7) Pravda (JL Godard; JH Roger e Paul Burron; 1969; 58 minutos)!

Filmado na então Tchecoslováquia, em Março/Abril de 1969 por Godard, Jean-Henri Roger e Paul Burron. Eles fazem uma análise da situação do país sob a perspectiva do Maoísmo, atacando tanto o governo da URSS, quanto o dos EUA e o da própria Tchecoslováquia.

No filme vemos cenas do cotidiano da população do país em suas fábricas, pequenas propriedades rurais, universidades e temos entrevistas com operários, camponeses e estudantes. Também temos uma pequena entrevista com Vera Chytilová, uma das principais cineastas da chamada 'Nova Onda Tchecoslovaca'.

Cena de 'Vladimir e Rosa' (1970), filme no qual vemos um grupo de jovens vivendo em uma comunidade, algo que se tornou bastante comum no final dos anos 1960 e início dos anos 1970.


8) British Sounds (JL Godard e JH Roger; 1969; 52 minutos)!

Este filme foi realizado no Reino Unido em Junho de 1969 e no mesmo vemos comentários sobre o cenário político e social britânico do período. O filme foi dividido em seis segmentos e que tratam de temas como a exploração da classe operária no Capitalismo, o Feminismo, a Guerra do Vietnã, a ação dos estudantes e a visão das forças reacionárias sobre a situação da época. 

Assim, em um dos segmentos nós vemos operários de uma indústria automobilística debatendo sobre a situação da classe trabalhadora britânica, fazendo inúmeras críticas aos mecanismo por meio dos quais eles eram explorados pelos Capitalistas, bem como chamam a atenção para o fato de que não existia, de fato, um partido comunista de caráter revolucionário no país. 

Também vemos uma jovem nua que circula por uma casa, enquanto a líder feminista britânica Sheila Rowbotham faz a leitura de um texto de sua autoria a respeito da situação das mulheres britânicas, que eram exploradas tanto na condição de trabalhadoras (pelos capitalistas), como na condição de mulheres (pelos maridos).

Cena de 'One Parallel Movie' (1968-1971): Grace Slick canta em 'show' do Jefferson Airplane sobre o topo de um edifício de Nova York e que aconteceu em uma fria manhã de 19/11/1968. Alguns meses depois os Beatles copiaram a ideia de Godard.
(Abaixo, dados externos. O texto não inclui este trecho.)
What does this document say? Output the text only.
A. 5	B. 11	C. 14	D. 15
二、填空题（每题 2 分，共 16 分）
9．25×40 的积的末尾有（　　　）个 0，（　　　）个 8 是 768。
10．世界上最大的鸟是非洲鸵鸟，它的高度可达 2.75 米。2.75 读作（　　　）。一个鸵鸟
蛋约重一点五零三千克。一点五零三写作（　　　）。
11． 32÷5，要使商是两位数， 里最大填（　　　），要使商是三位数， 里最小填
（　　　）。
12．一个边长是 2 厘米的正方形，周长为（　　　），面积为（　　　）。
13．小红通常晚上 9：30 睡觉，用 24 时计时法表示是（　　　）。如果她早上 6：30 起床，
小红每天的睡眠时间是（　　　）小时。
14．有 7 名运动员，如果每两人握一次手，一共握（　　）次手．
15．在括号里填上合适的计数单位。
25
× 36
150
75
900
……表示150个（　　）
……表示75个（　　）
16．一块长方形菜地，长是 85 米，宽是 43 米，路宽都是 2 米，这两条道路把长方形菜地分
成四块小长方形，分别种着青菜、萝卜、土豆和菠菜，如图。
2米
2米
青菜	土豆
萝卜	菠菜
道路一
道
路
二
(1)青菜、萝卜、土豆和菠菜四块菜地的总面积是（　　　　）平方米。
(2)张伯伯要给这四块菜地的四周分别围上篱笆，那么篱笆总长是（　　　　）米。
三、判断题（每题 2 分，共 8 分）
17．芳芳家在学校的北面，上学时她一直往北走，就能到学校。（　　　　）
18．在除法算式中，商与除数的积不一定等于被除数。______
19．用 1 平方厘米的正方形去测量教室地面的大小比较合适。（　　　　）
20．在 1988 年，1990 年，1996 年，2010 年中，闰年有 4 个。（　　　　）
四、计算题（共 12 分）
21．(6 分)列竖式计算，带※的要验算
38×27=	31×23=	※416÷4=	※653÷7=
9) Vento do Leste (JL Godard e Jean-Pierre Gorin; 1970; 93 minutos)!

Filme realizado na Itália por Godard e Gorin e que se propunha a ser um 'Faroeste Revolucionário' e que foi marcado por muitas discussões entre os diferentes segmentos políticos e ideológicos que formavam o Grupo Dziga Vertov, que eram os comunistas tradicionais ligados aos PCs europeus (Gian Maria Volonté), maoístas (Godard, Gorin, Roger) e anarquistas libertários (Daniel Cohn-Bendit).

Godard e Gorin tiveram que assumir o controle da situação para finalizar o filme, pois as discussões entre os membros eram intermináveis.

O filme conta com a participação de Gian Maria Volonté, Anne Wiazemski e também tem uma pequena participação de Glauber Rocha, que expõem uma visão diferente daquela que era defendida por Godard a respeito de como o Cinema deveria ser usado para levar adiante um projeto revolucionário.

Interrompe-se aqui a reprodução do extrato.